Golden kiwifruit pavlova
Slightly adapted from A Treasury of New Zealand Baking
It’s very important for the mixing bowl and electric whisk beaters to be clean of any grease and thoroughly dry or the egg whites won’t cooperate. If you’re not confident making meringue, age the egg whites in a jar in the fridge for a few days – this will increase the protein ratio which makes apparently makes the white whip easier. The meringue will keep for a couple of days on its own so it can be made in advance the day before and then topped with the cream and fruit just before serving. The pavlova won’t keep very well so is best eaten the same day.
For the meringue:
350g caster sugar
2 egg whites (I had about 65g total), room temperature
1 tsp cornflour
1 tsp white wine vinegar
½ tsp vanilla extract
4 tbsp boiling water
For the topping:
5-6 golden kiwifruit (or green)
200 ml NZ pure cream (or whipping cream)
1-2 tbsp icing sugar
To make the meringue:
1. Pre-heat the oven to 180°C/fan oven 160°C and place a rack in the centre of the oven. Line an baking tray with baking paper. Draw a circle of 23cm in diameter in the middle of the baking paper and flip the baking paper over so that you can see the circle through it.
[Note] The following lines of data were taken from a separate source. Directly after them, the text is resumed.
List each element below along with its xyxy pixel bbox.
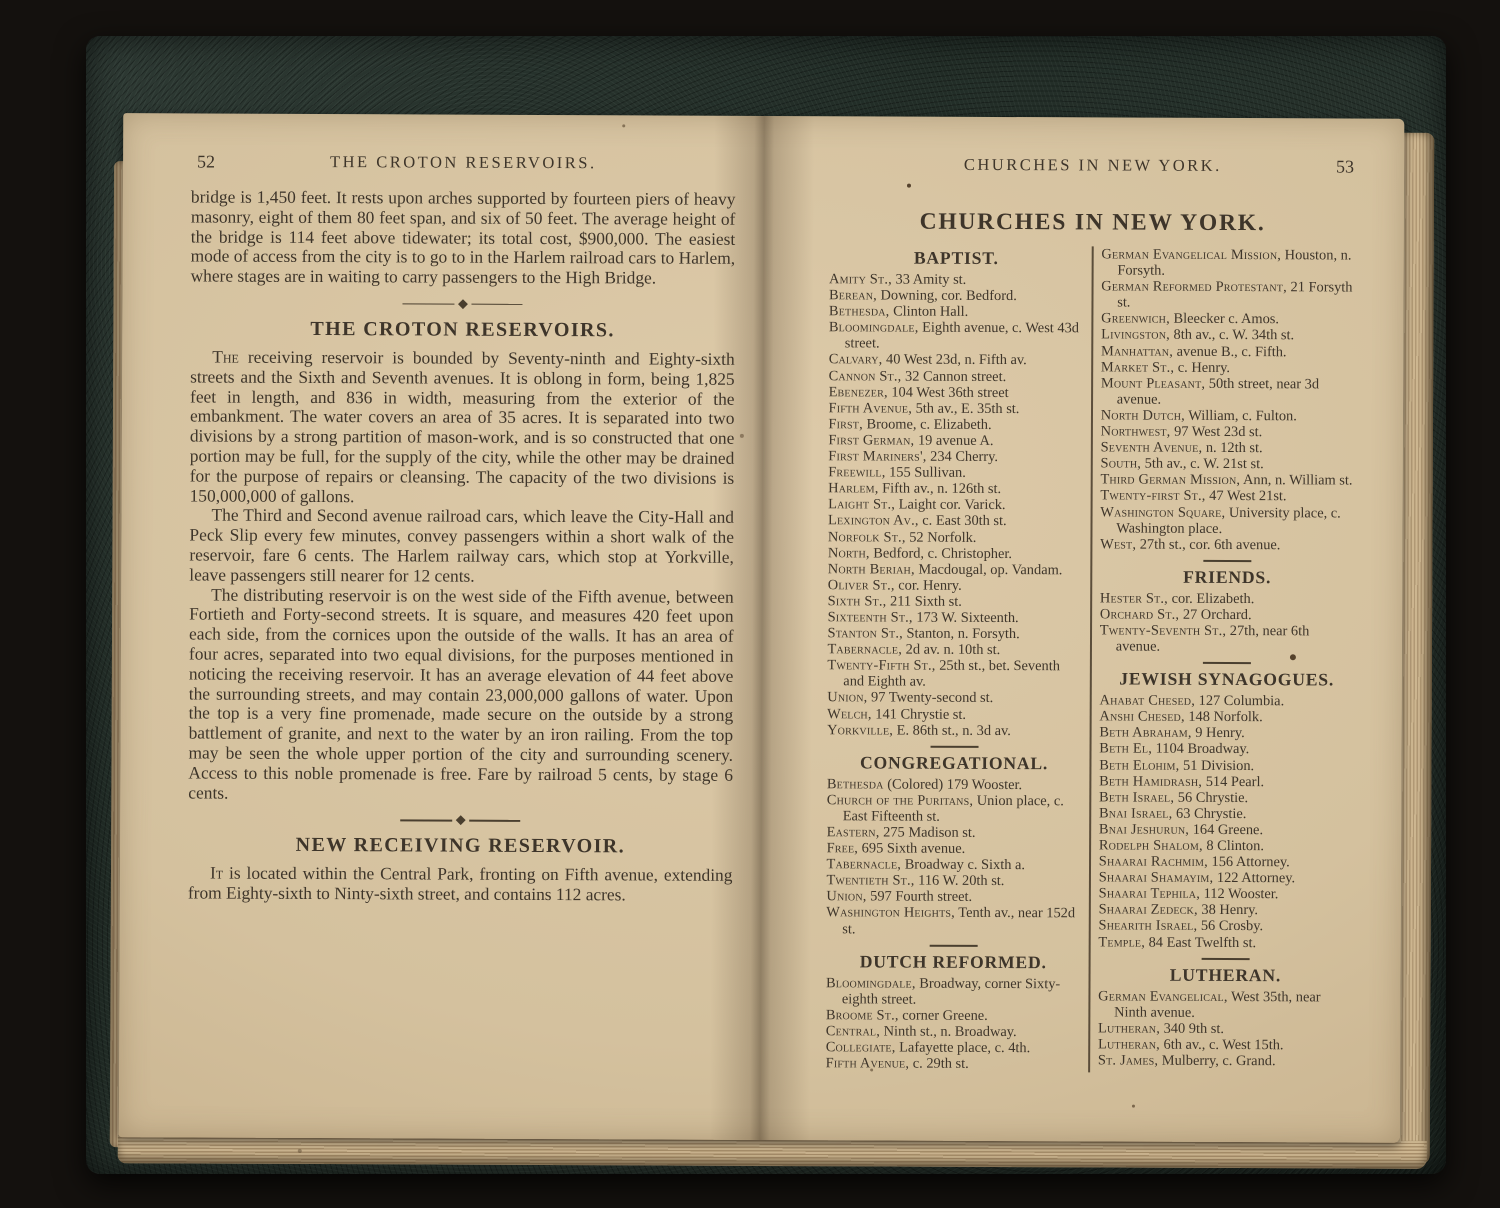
church-entry: Beth El, 1104 Broadway. bbox=[1099, 741, 1353, 758]
left-page-sections: ◆THE CROTON RESERVOIRS.The receiving res… bbox=[188, 299, 735, 905]
church-name: Shaarai Zedeck, bbox=[1099, 902, 1198, 918]
church-address: Ninth st., n. Broadway. bbox=[880, 1023, 1017, 1040]
church-entry: Laight St., Laight cor. Varick. bbox=[828, 497, 1082, 514]
paragraph: The Third and Second avenue railroad car… bbox=[189, 506, 734, 588]
church-address: 27 Orchard. bbox=[1179, 607, 1251, 623]
church-address: avenue B., c. Fifth. bbox=[1173, 343, 1287, 359]
church-address: 1104 Broadway. bbox=[1152, 741, 1249, 757]
church-address: 97 Twenty-second st. bbox=[867, 690, 993, 707]
church-name: Bethesda, bbox=[829, 303, 890, 319]
church-address: 8 Clinton. bbox=[1203, 838, 1264, 854]
church-name: Bloomingdale, bbox=[829, 320, 919, 336]
church-entry: Bloomingdale, Eighth avenue, c. West 43d… bbox=[829, 320, 1083, 353]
2. Add all the meringue ingredients to a large bowl, adding the boiling water last. Immediately whisk for 10-12 minutes with an electric whisk on high speed until shiny with stiff peaks. Spoon into the circle on the baking paper and spread it evenly with a spatula, smoothing it as much as possible.
3. Bake for 10 mins, reduce the heat to 150°C/fan oven 130°C and bake a further 45 mins. Turn off the heat and allow the meringue to cool in the oven for at least an hour (overnight is fine).
4. When ready to serve, peel and slice the kiwifruit and set aside. Carefully peel the baking paper off the bottom of the meringue and transfer to a serving plate.
5. Whip the cream and icing sugar together until stiff and spread it over the top of the meringue, smoothing the top with a spatula. Top with the sliced kiwifruit and serve immediately.